La société californienne connue jusqu’ici uniquement des joueurs de jeux vidéo sur PC et des mineurs de Bitcoins, vient d’atteindre les 1 500 milliards de capitalisation boursière, se nichant au milieu des Gafam. Avec toutefois quelques vulnérabilités…
Les chiffres donnent le tournis : Nvidia a multiplié par six son bénéfice net sur un an. L’entreprise basée à Santa Clara, en Californie, mais immatriculée dans l’État paradis fiscal du Delaware, vient de publier ses résultats annuels spectaculaires : près de 61 milliards de dollars de chiffre d’affaires, 30 milliards de bénéfices nets en 2023. Le dernier trimestre de l’année montre une tendance en nette hausse : 22 milliards de dollars de chiffre d’affaires et 12,3 milliards de bénéfices nets.
Profitant de l’engouement pour ses produits très demandés par les géants de l’intelligence artificielle, en rupture de stock constante, Nvidia monte ses prix et fait exploser ses marges. Voilà qui plaît aux spéculateurs, donnant à leur engouement un petit effet de bulle spéculative. Ainsi, l’entreprise affiche plus de 1 500 milliards de dollars de capitalisation et vient de dépasser Google et Amazon en Bourse, alors que le géant de l’e-commerce affiche un chiffre d’affaires 10 fois supérieur à celui de Nvidia.
Un processeur vendu 40 000 dollars l’unité
Le produit phare de l’entreprise s’appelle H100. C’est un GPU (Graphics processing unit), processeur traditionnellement utilisé pour les calculs graphiques. Il se vendait 30 000 dollars l’unité encore en janvier, mais son prix a augmenté de 10 000 dollars depuis, histoire de tirer un maximum de profits de l’engouement autour de cette puce.
Ces outils sont très efficaces pour effectuer une grande quantité de calculs simples, très rapidement. Ils se révèlent être les meilleurs pour entraîner les intelligences artificielles et les faire tourner au quotidien, en particulier les génératives du type ChatGPT. Et Nvidia sait que ses GPU sont les plus puissants du marché, ses concurrents, Intel et AMD tentant de rattraper leur retard.
Traditionnellement, ces processeurs servent aux jeux vidéo. Ils permettent par exemple de calculer des rendus de reflets de lumière en temps réel sur différentes surfaces, ou d’animer des millions de pixels.
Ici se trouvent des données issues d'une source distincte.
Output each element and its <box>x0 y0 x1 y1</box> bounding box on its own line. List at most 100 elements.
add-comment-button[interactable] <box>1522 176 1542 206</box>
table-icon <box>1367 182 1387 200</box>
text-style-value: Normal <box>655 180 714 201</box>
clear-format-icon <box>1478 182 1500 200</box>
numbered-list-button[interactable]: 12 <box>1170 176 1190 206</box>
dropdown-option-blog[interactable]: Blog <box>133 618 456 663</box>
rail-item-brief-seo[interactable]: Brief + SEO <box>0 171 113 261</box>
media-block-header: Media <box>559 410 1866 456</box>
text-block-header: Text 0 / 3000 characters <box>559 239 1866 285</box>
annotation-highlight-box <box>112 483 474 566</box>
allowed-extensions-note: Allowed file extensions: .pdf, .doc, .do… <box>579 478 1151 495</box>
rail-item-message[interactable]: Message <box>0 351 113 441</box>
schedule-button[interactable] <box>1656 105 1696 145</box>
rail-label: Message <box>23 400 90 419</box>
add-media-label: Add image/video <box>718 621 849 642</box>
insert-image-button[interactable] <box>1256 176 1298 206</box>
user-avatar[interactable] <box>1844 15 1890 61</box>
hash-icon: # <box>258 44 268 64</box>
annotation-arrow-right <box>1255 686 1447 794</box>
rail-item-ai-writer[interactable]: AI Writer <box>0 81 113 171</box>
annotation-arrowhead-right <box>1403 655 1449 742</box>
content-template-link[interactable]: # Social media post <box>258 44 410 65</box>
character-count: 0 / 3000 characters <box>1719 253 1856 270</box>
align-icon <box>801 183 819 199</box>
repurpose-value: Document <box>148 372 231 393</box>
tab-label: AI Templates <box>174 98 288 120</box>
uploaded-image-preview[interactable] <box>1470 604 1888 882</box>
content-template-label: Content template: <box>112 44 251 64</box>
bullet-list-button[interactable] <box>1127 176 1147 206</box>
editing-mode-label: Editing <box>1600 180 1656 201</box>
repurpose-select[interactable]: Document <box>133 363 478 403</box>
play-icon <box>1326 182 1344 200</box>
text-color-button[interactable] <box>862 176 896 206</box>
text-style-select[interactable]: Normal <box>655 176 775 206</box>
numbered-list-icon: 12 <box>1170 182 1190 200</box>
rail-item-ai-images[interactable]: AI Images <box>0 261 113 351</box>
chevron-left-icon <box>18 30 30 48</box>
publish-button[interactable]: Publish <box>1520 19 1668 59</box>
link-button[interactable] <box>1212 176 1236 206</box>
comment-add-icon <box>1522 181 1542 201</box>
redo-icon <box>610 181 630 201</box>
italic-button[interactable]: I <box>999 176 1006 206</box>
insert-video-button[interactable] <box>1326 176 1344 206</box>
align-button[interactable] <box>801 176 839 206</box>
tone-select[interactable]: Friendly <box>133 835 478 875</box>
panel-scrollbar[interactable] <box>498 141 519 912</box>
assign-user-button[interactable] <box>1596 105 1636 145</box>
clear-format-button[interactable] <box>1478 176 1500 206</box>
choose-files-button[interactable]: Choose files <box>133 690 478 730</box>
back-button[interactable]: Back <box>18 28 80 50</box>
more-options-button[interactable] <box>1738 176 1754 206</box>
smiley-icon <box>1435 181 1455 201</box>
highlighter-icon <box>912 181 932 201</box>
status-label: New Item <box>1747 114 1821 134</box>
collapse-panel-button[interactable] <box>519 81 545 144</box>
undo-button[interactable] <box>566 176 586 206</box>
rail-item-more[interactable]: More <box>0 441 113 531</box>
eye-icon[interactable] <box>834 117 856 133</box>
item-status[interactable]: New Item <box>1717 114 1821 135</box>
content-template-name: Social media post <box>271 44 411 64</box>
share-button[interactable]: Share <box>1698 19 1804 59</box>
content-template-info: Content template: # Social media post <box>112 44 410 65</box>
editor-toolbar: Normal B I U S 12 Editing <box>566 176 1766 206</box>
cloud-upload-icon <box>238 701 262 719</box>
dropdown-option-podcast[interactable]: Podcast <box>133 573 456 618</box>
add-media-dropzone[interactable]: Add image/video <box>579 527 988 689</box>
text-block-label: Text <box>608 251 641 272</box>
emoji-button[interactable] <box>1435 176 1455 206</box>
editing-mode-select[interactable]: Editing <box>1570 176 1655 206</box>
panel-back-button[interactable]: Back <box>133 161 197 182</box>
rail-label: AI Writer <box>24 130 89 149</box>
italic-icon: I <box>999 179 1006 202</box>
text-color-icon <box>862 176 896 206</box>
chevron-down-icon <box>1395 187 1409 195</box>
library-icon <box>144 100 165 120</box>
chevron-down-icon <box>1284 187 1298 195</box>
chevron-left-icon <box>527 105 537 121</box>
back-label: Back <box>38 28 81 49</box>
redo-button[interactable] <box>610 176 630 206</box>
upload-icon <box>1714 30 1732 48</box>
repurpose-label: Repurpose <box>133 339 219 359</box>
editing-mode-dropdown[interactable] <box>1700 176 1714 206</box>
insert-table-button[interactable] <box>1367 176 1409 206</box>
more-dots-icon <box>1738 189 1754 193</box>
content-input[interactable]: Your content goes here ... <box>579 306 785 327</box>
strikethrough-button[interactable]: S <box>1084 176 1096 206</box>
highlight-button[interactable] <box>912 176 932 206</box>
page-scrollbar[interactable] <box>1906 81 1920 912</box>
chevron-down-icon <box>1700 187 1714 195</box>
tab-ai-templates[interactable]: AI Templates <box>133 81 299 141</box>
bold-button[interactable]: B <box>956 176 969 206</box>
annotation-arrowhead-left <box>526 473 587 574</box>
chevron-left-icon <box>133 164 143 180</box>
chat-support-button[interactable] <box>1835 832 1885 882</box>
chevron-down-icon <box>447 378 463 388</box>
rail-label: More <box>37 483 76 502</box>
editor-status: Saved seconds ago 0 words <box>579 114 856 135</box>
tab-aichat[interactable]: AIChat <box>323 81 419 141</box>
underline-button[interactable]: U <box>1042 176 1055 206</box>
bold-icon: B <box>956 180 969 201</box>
Ce type de composant informatique s’est aussi vendu par milliers pour miner des cryptomonnaies, ce qui, couplé à la pénurie de semi-conducteurs ces dernières années, a eu pour conséquence d’engendrer une rupture de stock permanente pour Nvidia. À l’époque, le constructeur avait déjà profité de cet effet de rareté pour doubler ses prix de vente. Ce phénomène a grandement empiré avec l’engouement pour l’intelligence artificielle.
Le roi de la puissance de calcul
Il y a tout juste un mois, Mark Zuckerberg a annoncé en grande pompe son intention d’acheter à Nvidia 350 000 processeurs H100 pour entraîner l’IA générationnelle de Facebook, expliquant disposer de plus de 10 milliards de dollars pour réaliser l’opération.
Auparavant, Microsoft, Google et Amazon ont acheté en 2023 entre 50 000 et 150 000 GPU H100 chacun. Nvidia est le roi de la puissance de calcul et le faiseur de roi de l’intelligence artificielle. « Quasiment chaque fois que vous interagissez avec ChatGPT, chaque fois que vous utilisez Midjourney (générateur d’images), (…) Nvidia fait de l’inférence », s’est réjoui Jensen Huang, patron et fondateur de l’entreprise.
La puissance du géant du calcul informatique repose pourtant sur de sacrées vulnérabilités. L’entreprise ne possède pas la moindre usine et ne fait que concevoir les puces. Elle se retrouve complètement dépendante des capacités de production du fondeur taïwanais TSMC, lui aussi en situation de quasi-monopole sur le secteur.
Nvidia se révèle ainsi à la merci de la situation géopolitique entre l’île et la Chine, d’autant plus que le patron Jensen Huang, est étasunien, d’origine taïwanaise.